How do you begin to rebuild your credit following a bankruptcy? A common misconception about bankruptcy is that it will forever ruin your credit. Many people fear that they will never again be able to obtain a mortgage, car loan, or credit card. A bankruptcy will show up on your credit report for ten years, but the impact on your credit score will lessen over time. Here are some tips to help rebuild your credit.
Create a budget and live by it. The debtor education class that is mandated during bankruptcy will help in this regard. Determine how much of your income is needed for necessities and how much discretionary income will be left. Remember to set aside some amount for savings. Beware of exceeding your discretionary amount. A good rule of thumb is if you must borrow to make a purchase, then you can’t afford the item. Be disciplined enough to save over time and make the purchase when you have the cash.

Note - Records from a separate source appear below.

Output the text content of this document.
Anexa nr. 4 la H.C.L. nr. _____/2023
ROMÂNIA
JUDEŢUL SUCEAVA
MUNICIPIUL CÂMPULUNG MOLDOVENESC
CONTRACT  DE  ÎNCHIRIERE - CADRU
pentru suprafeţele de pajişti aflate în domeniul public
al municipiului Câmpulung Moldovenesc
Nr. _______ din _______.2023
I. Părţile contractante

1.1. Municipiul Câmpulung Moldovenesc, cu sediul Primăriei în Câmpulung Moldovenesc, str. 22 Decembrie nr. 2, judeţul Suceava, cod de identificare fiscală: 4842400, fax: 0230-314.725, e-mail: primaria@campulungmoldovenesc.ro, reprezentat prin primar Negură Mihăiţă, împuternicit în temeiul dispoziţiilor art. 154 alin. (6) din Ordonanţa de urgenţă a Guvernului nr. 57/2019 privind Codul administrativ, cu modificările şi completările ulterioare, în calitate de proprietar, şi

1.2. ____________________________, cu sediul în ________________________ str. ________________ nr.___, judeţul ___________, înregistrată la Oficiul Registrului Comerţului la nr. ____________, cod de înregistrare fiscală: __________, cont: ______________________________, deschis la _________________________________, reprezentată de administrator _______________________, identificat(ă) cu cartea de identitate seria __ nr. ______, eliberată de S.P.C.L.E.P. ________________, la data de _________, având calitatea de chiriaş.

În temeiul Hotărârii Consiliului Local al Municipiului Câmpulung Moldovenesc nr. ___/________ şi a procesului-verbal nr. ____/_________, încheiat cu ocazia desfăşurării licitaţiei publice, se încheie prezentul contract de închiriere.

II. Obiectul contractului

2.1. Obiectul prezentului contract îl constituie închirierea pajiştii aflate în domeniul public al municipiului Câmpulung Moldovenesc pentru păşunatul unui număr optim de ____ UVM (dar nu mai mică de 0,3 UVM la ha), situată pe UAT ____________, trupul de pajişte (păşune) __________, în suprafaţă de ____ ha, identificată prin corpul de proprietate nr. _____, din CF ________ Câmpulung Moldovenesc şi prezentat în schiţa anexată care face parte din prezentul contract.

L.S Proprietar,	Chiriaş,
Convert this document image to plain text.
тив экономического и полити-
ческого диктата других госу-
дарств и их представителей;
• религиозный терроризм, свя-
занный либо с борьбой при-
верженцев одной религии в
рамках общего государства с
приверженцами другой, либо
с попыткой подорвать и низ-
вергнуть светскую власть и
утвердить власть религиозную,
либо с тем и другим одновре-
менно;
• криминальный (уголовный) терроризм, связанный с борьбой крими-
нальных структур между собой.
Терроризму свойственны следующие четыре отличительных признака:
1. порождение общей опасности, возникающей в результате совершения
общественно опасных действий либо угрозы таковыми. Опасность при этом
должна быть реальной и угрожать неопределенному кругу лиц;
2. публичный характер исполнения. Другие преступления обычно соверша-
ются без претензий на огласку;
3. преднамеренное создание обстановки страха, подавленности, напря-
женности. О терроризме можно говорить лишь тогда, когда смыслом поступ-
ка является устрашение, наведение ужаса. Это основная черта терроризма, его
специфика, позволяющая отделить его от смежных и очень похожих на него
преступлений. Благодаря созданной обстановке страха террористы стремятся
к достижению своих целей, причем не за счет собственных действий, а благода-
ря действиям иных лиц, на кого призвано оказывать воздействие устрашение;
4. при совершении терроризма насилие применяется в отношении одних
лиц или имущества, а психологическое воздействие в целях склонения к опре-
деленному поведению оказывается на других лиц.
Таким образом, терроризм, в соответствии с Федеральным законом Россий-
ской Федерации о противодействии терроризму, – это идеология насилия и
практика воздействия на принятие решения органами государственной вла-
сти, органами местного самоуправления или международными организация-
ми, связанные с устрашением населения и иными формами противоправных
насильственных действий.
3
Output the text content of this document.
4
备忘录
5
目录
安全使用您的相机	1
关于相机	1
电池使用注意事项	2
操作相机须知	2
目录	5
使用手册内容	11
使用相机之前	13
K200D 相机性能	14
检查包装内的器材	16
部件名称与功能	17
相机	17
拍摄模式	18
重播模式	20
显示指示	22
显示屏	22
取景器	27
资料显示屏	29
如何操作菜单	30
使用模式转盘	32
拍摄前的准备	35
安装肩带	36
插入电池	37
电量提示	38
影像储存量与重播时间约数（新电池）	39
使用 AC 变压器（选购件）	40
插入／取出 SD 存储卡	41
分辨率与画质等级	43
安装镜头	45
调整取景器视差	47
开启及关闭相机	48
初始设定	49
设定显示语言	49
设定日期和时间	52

Individuals with a poor credit history and those who have been through a bankruptcy can usually obtain a secured credit card through their bank or credit union. A secured card requires that you make a deposit that is equal to the credit line, in order to secure the loan. For example, a $1000 credit line would require a $1000 deposit. Use that credit card wisely and sparingly, making your payment on time each month. The financial institution will only tap the secured deposit if payment is not made. This secured credit card differs from a pre-paid card, where the amount of the purchase is debited as soon as the card is used. If you pay your bill on time each month, you will eventually be able to obtain an unsecured credit card.
Continue to make timely payments on debts that survived the bankruptcy. If you have student loans or mortgage payments, pay them on time. Continue to make child support and alimony payments when they are due. Check your credit report periodically for accuracy and dispute any errors.